The neoliberal approach to money is that it is apolitical, facilitating exchange without interfering in it. But with the bailouts of 2008 and then COVID, more people understand that money does not work by itself, but must be managed through the political process.
This dichotomy runs all the way through monetary history starting with Aristotle "Money exists not by nature, but by law". Different regimes leaning to different sides and the debate taking different forms in the different contexts of predominantly coin money, paper money, and later with central banks. Eich puts the case that money is always political, but because it doesn't work well when subjected to the whims of democratic governments, its political nature is often deliberately obscured, only to reappear at the next crisis. As Walter Bagehot quipped, "Money doesn't manage itself".
This book presumes the reader already has quite a lot of knowledge of its protagonists and their contexts, namely Aristotle, Locke, Fichte, Marx and Keynes. It covers little after the 1980s, notably excluding the global trend towards central bank independence at the turn of the century.

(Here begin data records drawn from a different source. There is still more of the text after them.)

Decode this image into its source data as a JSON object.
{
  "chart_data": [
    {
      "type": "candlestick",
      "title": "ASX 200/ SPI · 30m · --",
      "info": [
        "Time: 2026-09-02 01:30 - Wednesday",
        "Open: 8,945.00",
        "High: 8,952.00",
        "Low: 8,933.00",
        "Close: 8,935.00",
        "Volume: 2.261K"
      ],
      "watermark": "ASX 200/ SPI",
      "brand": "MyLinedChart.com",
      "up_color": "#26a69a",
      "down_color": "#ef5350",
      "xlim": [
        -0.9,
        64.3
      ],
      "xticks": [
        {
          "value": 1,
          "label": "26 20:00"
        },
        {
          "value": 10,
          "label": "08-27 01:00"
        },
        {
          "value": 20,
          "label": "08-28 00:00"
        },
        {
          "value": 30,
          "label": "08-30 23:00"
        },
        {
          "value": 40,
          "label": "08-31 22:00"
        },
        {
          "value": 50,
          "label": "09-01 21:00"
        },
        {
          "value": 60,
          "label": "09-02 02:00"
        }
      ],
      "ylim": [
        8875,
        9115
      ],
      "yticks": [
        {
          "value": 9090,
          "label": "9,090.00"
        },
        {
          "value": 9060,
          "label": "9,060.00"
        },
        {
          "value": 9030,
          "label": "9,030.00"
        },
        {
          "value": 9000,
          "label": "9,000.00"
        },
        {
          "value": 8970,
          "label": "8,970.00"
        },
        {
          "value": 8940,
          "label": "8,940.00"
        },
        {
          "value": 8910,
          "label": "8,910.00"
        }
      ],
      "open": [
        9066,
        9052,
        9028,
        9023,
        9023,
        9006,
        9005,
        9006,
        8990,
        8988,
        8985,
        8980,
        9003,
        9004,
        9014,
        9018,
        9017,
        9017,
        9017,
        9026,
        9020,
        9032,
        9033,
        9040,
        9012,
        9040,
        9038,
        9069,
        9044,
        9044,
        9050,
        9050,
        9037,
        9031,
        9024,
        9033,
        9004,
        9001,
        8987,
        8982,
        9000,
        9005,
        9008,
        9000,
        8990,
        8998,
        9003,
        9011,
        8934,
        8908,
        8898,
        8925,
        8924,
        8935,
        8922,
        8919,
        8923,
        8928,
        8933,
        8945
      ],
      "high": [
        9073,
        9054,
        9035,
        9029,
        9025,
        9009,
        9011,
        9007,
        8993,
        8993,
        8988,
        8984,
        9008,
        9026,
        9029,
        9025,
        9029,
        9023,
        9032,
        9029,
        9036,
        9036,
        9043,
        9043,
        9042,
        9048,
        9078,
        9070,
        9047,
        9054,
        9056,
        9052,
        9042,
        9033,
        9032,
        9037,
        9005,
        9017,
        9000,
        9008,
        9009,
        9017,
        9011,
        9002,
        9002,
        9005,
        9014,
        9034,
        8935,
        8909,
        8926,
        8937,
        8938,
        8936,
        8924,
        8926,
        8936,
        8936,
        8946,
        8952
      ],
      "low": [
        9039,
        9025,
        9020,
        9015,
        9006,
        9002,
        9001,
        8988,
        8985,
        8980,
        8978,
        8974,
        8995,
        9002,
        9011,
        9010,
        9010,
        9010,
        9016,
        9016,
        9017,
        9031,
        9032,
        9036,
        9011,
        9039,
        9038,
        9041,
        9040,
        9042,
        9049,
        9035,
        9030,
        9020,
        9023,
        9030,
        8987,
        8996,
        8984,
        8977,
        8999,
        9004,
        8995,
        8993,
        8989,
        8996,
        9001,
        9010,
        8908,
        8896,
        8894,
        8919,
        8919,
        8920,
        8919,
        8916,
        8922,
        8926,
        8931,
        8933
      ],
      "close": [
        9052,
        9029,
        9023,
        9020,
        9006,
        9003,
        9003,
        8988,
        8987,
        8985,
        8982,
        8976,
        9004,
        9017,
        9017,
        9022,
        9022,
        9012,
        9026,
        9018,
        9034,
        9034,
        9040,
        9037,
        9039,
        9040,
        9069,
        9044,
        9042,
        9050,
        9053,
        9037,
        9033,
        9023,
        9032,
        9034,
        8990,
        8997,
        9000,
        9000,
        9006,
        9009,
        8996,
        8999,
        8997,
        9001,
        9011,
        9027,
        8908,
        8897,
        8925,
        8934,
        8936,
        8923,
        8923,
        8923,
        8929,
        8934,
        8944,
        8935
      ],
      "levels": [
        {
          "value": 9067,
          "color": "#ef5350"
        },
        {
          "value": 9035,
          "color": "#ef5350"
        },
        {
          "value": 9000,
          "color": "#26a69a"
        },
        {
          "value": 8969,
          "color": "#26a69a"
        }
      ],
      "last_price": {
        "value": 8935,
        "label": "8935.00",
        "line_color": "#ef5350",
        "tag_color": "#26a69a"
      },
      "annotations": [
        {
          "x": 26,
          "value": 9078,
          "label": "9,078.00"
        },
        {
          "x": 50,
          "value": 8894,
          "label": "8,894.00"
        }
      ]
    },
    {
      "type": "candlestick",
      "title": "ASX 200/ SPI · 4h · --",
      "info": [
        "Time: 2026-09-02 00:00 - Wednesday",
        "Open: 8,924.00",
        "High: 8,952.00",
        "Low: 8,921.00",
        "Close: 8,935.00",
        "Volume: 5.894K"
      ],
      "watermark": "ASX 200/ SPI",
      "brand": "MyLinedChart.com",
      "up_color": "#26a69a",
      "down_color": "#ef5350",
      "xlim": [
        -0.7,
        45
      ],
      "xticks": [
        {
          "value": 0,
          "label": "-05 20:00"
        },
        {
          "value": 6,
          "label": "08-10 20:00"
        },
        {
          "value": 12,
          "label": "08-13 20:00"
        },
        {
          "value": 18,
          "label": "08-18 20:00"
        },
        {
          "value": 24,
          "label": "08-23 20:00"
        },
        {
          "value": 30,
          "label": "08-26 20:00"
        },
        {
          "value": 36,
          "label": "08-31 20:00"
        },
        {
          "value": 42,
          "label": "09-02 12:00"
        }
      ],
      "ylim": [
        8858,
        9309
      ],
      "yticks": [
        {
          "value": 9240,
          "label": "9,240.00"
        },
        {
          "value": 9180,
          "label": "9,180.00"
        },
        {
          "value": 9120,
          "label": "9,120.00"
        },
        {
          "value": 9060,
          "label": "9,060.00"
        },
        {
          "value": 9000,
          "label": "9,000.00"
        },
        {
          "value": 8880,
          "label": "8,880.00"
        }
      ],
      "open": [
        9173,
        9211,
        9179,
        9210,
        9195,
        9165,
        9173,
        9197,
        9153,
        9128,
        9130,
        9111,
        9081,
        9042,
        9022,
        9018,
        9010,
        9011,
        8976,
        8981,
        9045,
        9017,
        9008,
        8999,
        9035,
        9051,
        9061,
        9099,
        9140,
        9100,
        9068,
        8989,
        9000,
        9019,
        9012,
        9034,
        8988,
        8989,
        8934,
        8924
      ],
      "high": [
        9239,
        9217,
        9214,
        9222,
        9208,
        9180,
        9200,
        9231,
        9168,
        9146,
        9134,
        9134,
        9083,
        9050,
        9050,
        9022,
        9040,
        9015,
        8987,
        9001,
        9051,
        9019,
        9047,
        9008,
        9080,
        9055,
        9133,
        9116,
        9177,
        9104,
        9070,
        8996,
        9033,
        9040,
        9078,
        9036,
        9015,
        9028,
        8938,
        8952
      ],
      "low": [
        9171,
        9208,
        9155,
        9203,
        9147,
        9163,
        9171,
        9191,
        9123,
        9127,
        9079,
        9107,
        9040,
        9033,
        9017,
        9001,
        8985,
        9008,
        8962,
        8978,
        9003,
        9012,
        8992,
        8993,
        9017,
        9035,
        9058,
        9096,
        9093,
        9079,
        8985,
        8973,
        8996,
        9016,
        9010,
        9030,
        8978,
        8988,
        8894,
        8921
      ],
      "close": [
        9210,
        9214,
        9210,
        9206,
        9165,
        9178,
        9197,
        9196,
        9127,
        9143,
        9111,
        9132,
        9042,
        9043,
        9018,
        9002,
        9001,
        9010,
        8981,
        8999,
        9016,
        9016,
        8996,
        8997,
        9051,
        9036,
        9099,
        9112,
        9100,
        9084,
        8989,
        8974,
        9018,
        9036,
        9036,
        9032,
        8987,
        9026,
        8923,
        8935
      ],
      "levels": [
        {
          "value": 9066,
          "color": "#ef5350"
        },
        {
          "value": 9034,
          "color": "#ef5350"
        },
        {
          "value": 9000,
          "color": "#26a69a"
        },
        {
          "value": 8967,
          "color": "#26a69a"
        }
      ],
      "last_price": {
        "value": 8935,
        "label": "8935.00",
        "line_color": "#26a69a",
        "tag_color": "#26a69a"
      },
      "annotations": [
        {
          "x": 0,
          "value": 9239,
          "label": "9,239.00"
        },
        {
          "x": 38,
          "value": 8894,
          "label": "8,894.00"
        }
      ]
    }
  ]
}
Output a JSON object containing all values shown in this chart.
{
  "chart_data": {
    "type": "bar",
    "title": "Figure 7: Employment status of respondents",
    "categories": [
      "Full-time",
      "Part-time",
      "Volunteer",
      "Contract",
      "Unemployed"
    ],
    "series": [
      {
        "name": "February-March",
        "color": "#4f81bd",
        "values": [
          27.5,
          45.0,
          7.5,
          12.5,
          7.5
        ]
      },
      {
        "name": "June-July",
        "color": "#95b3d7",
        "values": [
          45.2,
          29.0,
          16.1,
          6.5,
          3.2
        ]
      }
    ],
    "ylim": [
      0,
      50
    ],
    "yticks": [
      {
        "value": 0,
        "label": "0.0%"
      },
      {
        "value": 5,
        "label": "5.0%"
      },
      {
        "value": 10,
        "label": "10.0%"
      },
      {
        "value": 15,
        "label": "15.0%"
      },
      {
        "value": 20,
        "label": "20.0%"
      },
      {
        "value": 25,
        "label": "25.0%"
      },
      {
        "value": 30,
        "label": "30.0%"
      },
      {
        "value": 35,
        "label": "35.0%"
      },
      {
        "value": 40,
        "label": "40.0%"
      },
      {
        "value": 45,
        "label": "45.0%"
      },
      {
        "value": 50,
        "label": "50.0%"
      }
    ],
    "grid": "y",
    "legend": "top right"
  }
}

I got a lot out of it, including several more ideas for future audiobooks.
This is my first 'professional quality' audio book. I did offer it to the publisher, but their process would require me to audition with the publishers preferred audiobook subcontractor and if selected I would be receive payment/royalties. Sorry, I'm don't play those games. If you like the book, don't send me a gift, buy it and give it pride of place on your bookshelf.